In a WCF service, if it throws an exception inside the service, the client will not get the details. In order to get the formatted exception details on client side, you need to use FaultException instead to let the client know the details. The FaultException information can be serialized as expected.
Using FaultExceptionFault exceptions are exceptions that are thrown by a WCF service when an exception occurs at runtime -- such exceptions are typically used to transmit untyped fault data to the service consumers.
Exceptions are used to communicate errors locally within the service or the client implementation. Faults, on the other hand, are used to communicate errors across service boundaries, such as from the server to the client or vice versa.
This however carries overhead as throwing exceptions in .NET can be quite costly.
You're serializing and de-serializing objects to XML and sending them over a slow network.. the overhead from throwing an exception is negligable compared to that.
I usually stick to throwing exceptions, since they clearly communicate something went wrong and all webservice toolkits have a good way of handling them.
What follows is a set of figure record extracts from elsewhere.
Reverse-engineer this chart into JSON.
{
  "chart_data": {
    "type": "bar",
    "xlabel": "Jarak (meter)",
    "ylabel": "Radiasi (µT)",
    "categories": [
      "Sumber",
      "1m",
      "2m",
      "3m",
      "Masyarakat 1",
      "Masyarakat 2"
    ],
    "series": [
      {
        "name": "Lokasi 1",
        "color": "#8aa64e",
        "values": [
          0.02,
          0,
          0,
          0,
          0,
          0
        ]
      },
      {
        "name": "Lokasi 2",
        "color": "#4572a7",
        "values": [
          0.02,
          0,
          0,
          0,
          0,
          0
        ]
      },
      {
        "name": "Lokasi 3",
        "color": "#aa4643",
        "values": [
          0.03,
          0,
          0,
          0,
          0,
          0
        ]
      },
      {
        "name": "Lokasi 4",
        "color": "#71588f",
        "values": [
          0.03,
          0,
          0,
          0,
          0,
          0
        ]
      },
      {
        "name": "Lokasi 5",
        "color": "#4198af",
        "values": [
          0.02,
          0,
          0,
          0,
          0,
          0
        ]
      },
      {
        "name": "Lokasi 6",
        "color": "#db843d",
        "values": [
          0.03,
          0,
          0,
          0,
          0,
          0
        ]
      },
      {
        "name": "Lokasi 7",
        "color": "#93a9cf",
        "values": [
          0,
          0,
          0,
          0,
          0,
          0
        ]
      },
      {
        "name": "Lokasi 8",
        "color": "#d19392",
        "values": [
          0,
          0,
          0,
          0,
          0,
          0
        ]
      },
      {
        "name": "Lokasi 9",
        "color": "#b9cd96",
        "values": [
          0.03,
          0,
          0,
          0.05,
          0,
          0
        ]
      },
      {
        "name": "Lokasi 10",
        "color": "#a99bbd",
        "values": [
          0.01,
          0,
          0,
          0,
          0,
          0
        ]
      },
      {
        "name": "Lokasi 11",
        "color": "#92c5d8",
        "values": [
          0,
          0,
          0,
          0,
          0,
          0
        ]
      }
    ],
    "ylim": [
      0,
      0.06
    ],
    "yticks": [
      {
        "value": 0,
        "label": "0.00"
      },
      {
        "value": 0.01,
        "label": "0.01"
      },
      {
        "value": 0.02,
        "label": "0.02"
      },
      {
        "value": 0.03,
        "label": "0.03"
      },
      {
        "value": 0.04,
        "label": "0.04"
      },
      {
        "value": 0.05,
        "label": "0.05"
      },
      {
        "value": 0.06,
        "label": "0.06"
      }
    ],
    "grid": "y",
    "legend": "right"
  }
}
In your sample I would throw an UnauthorizedAccessException with the message "Account Locked".
Clarification: The .NET wcf services translate exceptions to FaultContracts by default, but you can change this behaviour. MSDN:Specifying and Handling Faults in Contracts and Services
If you think about calling the service like calling any other method, it may help put things into perspective. Imagine if every method you called returned a status, and you it was up to you to check whether it was true or false. It would get quite tedious.
result = CallMethod(); if (!result.Success) handleError(); result = CallAnotherMethod(); if (!result.Success) handleError(); result = NotAgain(); if (!result.Success) handleError();
This is one of the strong points of a structured error handling system, is that you can separate your actual logic from your error handling. You don't have to keep checking, you know it was a success if no exception was thrown.
try { CallMethod(); CallAnotherMethod(); NotAgain(); } catch (Exception e) { handleError(); }
At the same time, by returning a result you're putting more responsibility on the client. You may well know to check for errors in the result object, but John Doe comes in and just starts calling away to your service, oblivious that anything is wrong because an exception is not thrown. This is another great strength of exceptions is that they give us a good slap in the face when something is wrong and needs to be taken care of.